As Western markets recovered through the latter half of 2022 we continued to invest but then with the Far East suffering from China’s zero tolerance policies to covid-19, a weak Japanese economy and political instability in Hong Kong combined in late December with covid-19 spreading fast throughout China, Japan, Hong Kong and South Korea, and China also considering loosening its zero tolerance policy (which it has now done), we switched most of our funds out of western markets on 3rd January, locking in West recovered profits and into the Far East despite UK and EU markets nearing year and all-time highs. For the year to date in just under 4 weeks, the Shanghai Composite is up 5.68%, the Nikkei in Japan is up 4.86%, Hong Kong’s Hang Seng is up 14.08% and South Korea’s KOSPI is up 10.91%. This was despite concerns for China’s property crisis, a slow down in their economy and increasing covid-19 infections.

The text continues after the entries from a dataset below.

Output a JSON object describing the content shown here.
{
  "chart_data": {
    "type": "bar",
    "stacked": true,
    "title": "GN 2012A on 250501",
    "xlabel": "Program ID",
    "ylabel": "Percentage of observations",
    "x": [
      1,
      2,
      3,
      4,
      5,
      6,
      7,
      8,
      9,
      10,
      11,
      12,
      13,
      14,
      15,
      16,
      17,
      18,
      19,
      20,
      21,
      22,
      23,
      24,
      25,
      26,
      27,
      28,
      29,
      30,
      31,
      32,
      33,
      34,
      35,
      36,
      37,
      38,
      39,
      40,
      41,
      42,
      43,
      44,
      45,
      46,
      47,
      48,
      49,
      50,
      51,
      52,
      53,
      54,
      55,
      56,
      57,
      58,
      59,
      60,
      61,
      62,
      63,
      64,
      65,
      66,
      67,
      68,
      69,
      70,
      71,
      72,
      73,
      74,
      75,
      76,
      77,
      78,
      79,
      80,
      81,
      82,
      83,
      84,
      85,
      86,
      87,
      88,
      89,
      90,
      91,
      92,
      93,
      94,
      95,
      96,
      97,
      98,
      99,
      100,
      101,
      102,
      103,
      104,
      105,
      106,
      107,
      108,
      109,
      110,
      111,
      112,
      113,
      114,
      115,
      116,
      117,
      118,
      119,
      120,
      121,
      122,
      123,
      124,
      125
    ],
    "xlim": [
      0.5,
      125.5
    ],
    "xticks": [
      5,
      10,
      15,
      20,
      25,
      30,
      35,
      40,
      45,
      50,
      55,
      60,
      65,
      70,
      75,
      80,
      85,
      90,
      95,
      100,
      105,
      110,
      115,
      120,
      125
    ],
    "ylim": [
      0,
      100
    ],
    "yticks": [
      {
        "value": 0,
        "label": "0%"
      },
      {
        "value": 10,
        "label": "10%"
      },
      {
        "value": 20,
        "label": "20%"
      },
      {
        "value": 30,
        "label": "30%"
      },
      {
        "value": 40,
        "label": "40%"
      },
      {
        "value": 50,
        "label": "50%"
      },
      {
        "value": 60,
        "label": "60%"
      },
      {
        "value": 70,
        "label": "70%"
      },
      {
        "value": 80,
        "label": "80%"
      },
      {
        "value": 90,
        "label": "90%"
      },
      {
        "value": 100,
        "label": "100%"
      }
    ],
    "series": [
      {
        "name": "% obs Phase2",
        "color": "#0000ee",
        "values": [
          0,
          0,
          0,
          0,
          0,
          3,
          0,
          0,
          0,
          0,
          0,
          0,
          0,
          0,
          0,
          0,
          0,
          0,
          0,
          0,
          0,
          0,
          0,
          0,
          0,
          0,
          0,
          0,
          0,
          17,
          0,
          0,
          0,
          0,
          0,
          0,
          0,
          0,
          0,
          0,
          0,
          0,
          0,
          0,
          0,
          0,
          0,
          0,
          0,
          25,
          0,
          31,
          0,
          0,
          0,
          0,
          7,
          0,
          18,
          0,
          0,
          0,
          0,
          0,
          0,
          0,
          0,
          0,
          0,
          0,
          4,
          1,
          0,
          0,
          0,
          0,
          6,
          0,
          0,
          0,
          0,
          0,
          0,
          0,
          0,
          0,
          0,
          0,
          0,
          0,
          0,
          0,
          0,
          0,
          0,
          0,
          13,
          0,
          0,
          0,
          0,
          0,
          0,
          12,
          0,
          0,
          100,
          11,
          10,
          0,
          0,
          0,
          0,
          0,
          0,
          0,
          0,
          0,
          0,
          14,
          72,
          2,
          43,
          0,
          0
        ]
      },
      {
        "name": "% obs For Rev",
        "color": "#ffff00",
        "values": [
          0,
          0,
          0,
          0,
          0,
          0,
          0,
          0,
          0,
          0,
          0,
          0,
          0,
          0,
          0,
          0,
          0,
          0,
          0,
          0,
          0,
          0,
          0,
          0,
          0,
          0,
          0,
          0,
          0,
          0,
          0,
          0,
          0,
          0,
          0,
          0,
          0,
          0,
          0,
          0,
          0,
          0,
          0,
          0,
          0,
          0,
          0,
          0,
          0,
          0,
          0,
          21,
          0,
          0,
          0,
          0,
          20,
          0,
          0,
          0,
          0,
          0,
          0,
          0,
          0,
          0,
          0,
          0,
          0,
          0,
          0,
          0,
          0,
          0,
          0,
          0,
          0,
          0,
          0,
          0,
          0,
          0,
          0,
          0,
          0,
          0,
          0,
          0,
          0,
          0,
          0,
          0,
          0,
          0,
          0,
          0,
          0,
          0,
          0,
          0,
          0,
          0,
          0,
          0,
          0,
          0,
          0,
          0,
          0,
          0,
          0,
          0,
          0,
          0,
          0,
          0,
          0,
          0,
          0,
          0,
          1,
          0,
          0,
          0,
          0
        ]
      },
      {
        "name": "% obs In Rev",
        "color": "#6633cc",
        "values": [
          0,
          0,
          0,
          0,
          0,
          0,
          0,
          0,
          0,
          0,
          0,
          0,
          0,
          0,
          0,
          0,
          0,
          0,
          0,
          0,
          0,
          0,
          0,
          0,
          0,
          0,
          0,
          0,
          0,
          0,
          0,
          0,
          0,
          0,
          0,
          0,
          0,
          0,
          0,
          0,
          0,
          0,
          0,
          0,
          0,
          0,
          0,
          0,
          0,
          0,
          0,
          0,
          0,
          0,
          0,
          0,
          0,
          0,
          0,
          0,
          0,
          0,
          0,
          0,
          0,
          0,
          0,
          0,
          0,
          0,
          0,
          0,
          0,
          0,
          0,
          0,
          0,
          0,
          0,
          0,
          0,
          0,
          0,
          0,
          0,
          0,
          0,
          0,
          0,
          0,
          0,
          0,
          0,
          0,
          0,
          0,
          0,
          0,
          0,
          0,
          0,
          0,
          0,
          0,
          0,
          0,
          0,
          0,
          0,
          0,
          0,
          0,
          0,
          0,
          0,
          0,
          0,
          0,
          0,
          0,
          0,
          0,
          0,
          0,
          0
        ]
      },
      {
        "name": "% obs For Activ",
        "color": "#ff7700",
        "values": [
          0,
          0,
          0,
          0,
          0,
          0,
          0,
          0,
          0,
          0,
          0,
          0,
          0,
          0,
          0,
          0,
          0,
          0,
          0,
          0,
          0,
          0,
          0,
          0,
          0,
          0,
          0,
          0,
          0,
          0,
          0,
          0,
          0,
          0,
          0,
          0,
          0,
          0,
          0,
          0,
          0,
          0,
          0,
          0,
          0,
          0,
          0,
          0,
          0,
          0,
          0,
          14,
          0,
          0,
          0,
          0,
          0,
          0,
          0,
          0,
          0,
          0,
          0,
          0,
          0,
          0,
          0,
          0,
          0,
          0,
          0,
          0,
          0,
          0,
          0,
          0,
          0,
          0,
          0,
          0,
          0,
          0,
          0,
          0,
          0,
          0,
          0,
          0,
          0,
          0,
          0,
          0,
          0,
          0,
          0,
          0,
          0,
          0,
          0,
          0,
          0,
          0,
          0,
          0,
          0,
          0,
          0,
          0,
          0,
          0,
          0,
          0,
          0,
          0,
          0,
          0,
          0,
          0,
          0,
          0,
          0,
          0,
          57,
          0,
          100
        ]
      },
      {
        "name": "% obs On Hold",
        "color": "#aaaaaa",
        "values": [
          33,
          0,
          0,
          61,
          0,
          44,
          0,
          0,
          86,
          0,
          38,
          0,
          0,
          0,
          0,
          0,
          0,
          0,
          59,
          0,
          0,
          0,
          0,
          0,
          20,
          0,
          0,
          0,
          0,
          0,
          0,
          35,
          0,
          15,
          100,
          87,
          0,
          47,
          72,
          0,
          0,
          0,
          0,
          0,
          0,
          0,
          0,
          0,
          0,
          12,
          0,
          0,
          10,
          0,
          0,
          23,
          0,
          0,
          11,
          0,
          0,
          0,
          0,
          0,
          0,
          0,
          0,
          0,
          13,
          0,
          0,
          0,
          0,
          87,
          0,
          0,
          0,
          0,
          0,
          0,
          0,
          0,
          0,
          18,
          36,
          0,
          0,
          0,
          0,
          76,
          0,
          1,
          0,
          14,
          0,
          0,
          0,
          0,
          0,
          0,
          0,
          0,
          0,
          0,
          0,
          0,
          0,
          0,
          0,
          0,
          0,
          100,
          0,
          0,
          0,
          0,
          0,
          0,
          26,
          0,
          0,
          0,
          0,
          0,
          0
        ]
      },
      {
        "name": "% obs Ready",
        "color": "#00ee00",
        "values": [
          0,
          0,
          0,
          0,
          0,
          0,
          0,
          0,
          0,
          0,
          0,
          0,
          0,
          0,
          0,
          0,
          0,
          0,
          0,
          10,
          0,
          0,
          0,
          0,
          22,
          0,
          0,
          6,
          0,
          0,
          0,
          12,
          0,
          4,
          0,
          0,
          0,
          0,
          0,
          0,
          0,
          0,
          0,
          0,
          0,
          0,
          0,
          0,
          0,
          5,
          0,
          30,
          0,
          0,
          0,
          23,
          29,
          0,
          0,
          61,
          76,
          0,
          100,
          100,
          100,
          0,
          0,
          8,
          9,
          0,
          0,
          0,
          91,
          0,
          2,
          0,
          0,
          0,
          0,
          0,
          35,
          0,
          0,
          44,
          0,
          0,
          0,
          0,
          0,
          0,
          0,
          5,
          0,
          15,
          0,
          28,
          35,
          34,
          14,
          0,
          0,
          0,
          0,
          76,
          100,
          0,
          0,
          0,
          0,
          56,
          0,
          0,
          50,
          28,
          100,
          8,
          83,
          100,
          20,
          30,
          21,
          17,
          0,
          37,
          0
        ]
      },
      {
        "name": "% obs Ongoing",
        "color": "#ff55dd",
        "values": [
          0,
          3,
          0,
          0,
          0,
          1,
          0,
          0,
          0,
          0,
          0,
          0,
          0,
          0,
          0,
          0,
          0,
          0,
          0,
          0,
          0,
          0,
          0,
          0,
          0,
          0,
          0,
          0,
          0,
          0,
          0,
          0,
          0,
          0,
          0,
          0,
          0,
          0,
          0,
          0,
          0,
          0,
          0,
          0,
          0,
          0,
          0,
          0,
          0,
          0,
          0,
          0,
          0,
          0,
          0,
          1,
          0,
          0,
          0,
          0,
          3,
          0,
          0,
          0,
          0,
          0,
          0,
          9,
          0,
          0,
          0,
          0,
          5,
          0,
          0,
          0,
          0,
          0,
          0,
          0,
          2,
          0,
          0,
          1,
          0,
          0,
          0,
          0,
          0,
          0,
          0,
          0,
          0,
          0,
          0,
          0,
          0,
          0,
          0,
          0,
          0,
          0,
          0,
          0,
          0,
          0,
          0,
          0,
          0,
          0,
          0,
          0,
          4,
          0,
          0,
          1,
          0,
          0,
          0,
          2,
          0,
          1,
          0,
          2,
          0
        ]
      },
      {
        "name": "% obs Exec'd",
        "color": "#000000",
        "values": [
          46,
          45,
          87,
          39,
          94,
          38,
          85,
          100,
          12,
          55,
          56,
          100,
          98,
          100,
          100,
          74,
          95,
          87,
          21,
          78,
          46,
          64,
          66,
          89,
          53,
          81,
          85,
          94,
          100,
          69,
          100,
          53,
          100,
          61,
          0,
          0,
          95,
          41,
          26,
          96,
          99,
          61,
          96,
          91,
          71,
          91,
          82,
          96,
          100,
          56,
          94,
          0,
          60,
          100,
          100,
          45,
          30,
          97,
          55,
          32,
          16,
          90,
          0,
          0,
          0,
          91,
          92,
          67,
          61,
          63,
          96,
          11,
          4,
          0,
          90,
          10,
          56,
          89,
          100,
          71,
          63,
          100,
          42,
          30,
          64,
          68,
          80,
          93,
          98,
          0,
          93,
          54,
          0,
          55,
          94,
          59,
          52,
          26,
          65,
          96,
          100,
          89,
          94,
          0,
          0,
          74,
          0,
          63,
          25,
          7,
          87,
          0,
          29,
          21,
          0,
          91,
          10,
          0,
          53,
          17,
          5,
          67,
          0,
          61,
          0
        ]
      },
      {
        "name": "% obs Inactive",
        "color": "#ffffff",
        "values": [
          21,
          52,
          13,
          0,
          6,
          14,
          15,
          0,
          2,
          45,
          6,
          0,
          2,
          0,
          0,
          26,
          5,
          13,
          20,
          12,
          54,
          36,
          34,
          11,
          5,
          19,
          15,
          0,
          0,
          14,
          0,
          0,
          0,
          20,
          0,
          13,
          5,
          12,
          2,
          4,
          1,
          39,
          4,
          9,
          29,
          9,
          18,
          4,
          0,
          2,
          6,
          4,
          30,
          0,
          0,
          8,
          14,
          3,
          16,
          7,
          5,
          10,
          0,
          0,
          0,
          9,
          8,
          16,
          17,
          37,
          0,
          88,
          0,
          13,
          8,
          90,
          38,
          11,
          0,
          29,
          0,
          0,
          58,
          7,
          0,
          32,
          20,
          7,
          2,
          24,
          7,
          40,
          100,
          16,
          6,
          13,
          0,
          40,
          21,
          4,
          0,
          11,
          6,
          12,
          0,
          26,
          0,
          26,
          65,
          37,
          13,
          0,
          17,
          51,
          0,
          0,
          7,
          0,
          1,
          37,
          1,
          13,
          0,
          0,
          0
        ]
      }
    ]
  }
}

Personally, we have always had a simplistic, contrarian view that: When you see stock markets at or near their highs, that is the time to get out and when stock markets have crashed that is the time to get in. If you were brave enough to invest in the Hang Seng at or near its 52-week low of 14,597, today you would be 54.59% in profit. We can personally take this higher risk short term approach as we follow markets and the news every single hour of every working day and have many years of investment experience, both good and bad. We do not get our short term ‘bets’ right all of the time but when our decisions are balanced out over the peaks and troughs in the medium term, we do.
When you see our weekly Traffic Light Alerts, that is why you see Red, Amber and Green for where we are investing our own money in the short term and our Positive, Neutral Negative sentiment indicator for client money and our medium-term outlook.